Buhari did mount an anti-corruption campaign, but critics claim it was used largely to crush his enemies, while Transparency International sees no signs graft is on the wane. On Buhari’s watch, unemployment has risen from 8 per cent to 23 per cent, and Nigerians have become poorer. Low oil prices were out of his control, but Buhari’s indecisive response – his nickname, earned during his first term, is Baba Go Slow – compounded the ensuing currency crisis. His record on security is no better. Buhari won election in 2015 pledging to end the war with the Islamist insurgent group Boko Haram. Today, Boko Haram is gaining ground in the north.

Buhari’s strongest challenger is 72-year-old Atiku Abubakar, a tycoon and former vice-president whom the US refused for years to grant a visa because of corruption allegations against him (Abubakar denied the allegations). Apart from a Thatcherite agenda for sweeping privatisations, it’s not at all clear what he stands for.

In all likelihood, then, Nigeria will end up with another uninspiring head of state at a moment when it badly needs energetic, courageous leadership and some fresh thinking.
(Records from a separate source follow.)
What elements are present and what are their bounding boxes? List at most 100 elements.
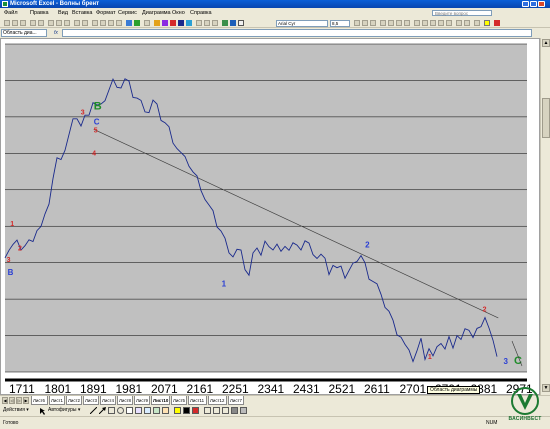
sheet-tab[interactable]: Лист8 (117, 396, 133, 405)
diagram-icon[interactable] (144, 407, 151, 414)
cut-icon[interactable] (48, 20, 54, 26)
scroll-thumb[interactable] (542, 98, 550, 138)
by-column-icon[interactable] (186, 20, 192, 26)
camera-icon[interactable] (238, 20, 244, 26)
name-box[interactable]: Область диа... (1, 29, 47, 37)
menu-edit[interactable]: Правка (30, 8, 49, 18)
arrow-tool-icon[interactable] (98, 407, 106, 415)
save-icon[interactable] (20, 20, 26, 26)
decrease-decimal-icon[interactable] (446, 20, 452, 26)
legend-icon[interactable] (162, 20, 168, 26)
menu-file[interactable]: Файл (4, 8, 18, 18)
currency-icon[interactable] (414, 20, 420, 26)
minimize-button[interactable] (522, 1, 529, 7)
chart-wizard-icon[interactable] (126, 20, 132, 26)
chart-type-icon[interactable] (154, 20, 160, 26)
sheet-tab[interactable]: Лист5 (171, 396, 187, 405)
oval-tool-icon[interactable] (117, 407, 124, 414)
font-size-select[interactable]: 8,5 (330, 20, 350, 27)
menu-chart[interactable]: Диаграмма (142, 8, 171, 18)
3d-icon[interactable] (240, 407, 247, 414)
sheet-tab[interactable]: Лист11 (188, 396, 207, 405)
drawing-icon[interactable] (134, 20, 140, 26)
sheet-tab[interactable]: Лист4 (100, 396, 116, 405)
help-icon[interactable] (212, 20, 218, 26)
align-right-icon[interactable] (396, 20, 402, 26)
sheet-tab[interactable]: Лист9 (134, 396, 150, 405)
fill-color-draw-icon[interactable] (174, 407, 181, 414)
increase-indent-icon[interactable] (464, 20, 470, 26)
vertical-scrollbar[interactable]: ▲ ▼ (540, 38, 550, 395)
sheet-tab[interactable]: Лист3 (83, 396, 99, 405)
scroll-up-icon[interactable]: ▲ (542, 39, 550, 47)
new-icon[interactable] (4, 20, 10, 26)
menu-tools[interactable]: Сервис (118, 8, 137, 18)
merge-icon[interactable] (404, 20, 410, 26)
shadow-icon[interactable] (231, 407, 238, 414)
bold-icon[interactable] (354, 20, 360, 26)
clipart-icon[interactable] (153, 407, 160, 414)
font-color-draw-icon[interactable] (192, 407, 199, 414)
zoom-icon[interactable] (144, 20, 150, 26)
chart-area[interactable]: B3C54123B12123 C 1711 1801 1891 1981 2071 2161… (1, 39, 539, 394)
data-table-icon[interactable] (170, 20, 176, 26)
decrease-indent-icon[interactable] (456, 20, 462, 26)
menu-window[interactable]: Окно (172, 8, 185, 18)
sheet-tab[interactable]: Лист6 (31, 396, 48, 405)
underline-icon[interactable] (370, 20, 376, 26)
font-color-icon[interactable] (494, 20, 500, 26)
wordart-icon[interactable] (135, 407, 142, 414)
redo-icon[interactable] (82, 20, 88, 26)
menu-view[interactable]: Вид (58, 8, 68, 18)
sheet-tab[interactable]: Лист1 (49, 396, 65, 405)
italic-icon[interactable] (362, 20, 368, 26)
borders-icon[interactable] (474, 20, 480, 26)
plot-area[interactable] (5, 44, 527, 372)
chart-sheet[interactable]: B3C54123B12123C 1711 1801 1891 1981 2071 2161… (0, 38, 540, 395)
rectangle-tool-icon[interactable] (108, 407, 115, 414)
sheet-icon[interactable] (222, 20, 228, 26)
tab-last-icon[interactable]: ▶ (23, 397, 29, 404)
angle-up-icon[interactable] (196, 20, 202, 26)
arrow-style-icon[interactable] (222, 407, 229, 414)
tab-next-icon[interactable]: ▷ (16, 397, 22, 404)
align-left-icon[interactable] (380, 20, 386, 26)
formula-input[interactable] (62, 29, 532, 37)
line-tool-icon[interactable] (89, 406, 98, 415)
sum-icon[interactable] (100, 20, 106, 26)
sheet-tab[interactable]: Лист7 (228, 396, 244, 405)
sheet-tab[interactable]: Лист2 (66, 396, 82, 405)
word-icon[interactable] (230, 20, 236, 26)
tab-first-icon[interactable]: ◀ (2, 397, 8, 404)
help-search-input[interactable]: Введите вопрос (432, 10, 492, 16)
actions-menu[interactable]: Действия ▾ (3, 405, 29, 416)
percent-icon[interactable] (422, 20, 428, 26)
font-name-select[interactable]: Arial Cyr (276, 20, 328, 27)
increase-decimal-icon[interactable] (438, 20, 444, 26)
dash-style-icon[interactable] (213, 407, 220, 414)
hyperlink-icon[interactable] (92, 20, 98, 26)
by-row-icon[interactable] (178, 20, 184, 26)
sheet-tab[interactable]: Лист12 (208, 396, 227, 405)
line-style-icon[interactable] (204, 407, 211, 414)
sort-desc-icon[interactable] (116, 20, 122, 26)
autoshapes-menu[interactable]: Автофигуры ▾ (48, 405, 80, 416)
paste-icon[interactable] (64, 20, 70, 26)
line-color-icon[interactable] (183, 407, 190, 414)
open-icon[interactable] (12, 20, 18, 26)
menu-help[interactable]: Справка (190, 8, 212, 18)
angle-down-icon[interactable] (204, 20, 210, 26)
undo-icon[interactable] (74, 20, 80, 26)
sort-asc-icon[interactable] (108, 20, 114, 26)
thousands-icon[interactable] (430, 20, 436, 26)
textbox-tool-icon[interactable] (126, 407, 133, 414)
picture-icon[interactable] (162, 407, 169, 414)
fill-color-icon[interactable] (484, 20, 490, 26)
tab-prev-icon[interactable]: ◁ (9, 397, 15, 404)
select-pointer-icon[interactable] (38, 407, 45, 415)
print-icon[interactable] (30, 20, 36, 26)
copy-icon[interactable] (56, 20, 62, 26)
menu-format[interactable]: Формат (96, 8, 116, 18)
close-button[interactable] (538, 1, 545, 7)
preview-icon[interactable] (38, 20, 44, 26)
But an even bigger concern is that the election could descend into violence. Democracy is barely consolidated in Africa's most populous country, where military rule ended only in 1999. Buhari's decision last week to suspend the chief justice augurs badly; the judge would have presided in any election dispute. Both sides complain of intimidation and vote-buying. A contested result followed by the type of unrest that killed 800 people in 2011 would threaten Nigeria's young democracy and destabilise the region. No wonder many Nigerians will be more anxious than hopeful when they cast their votes.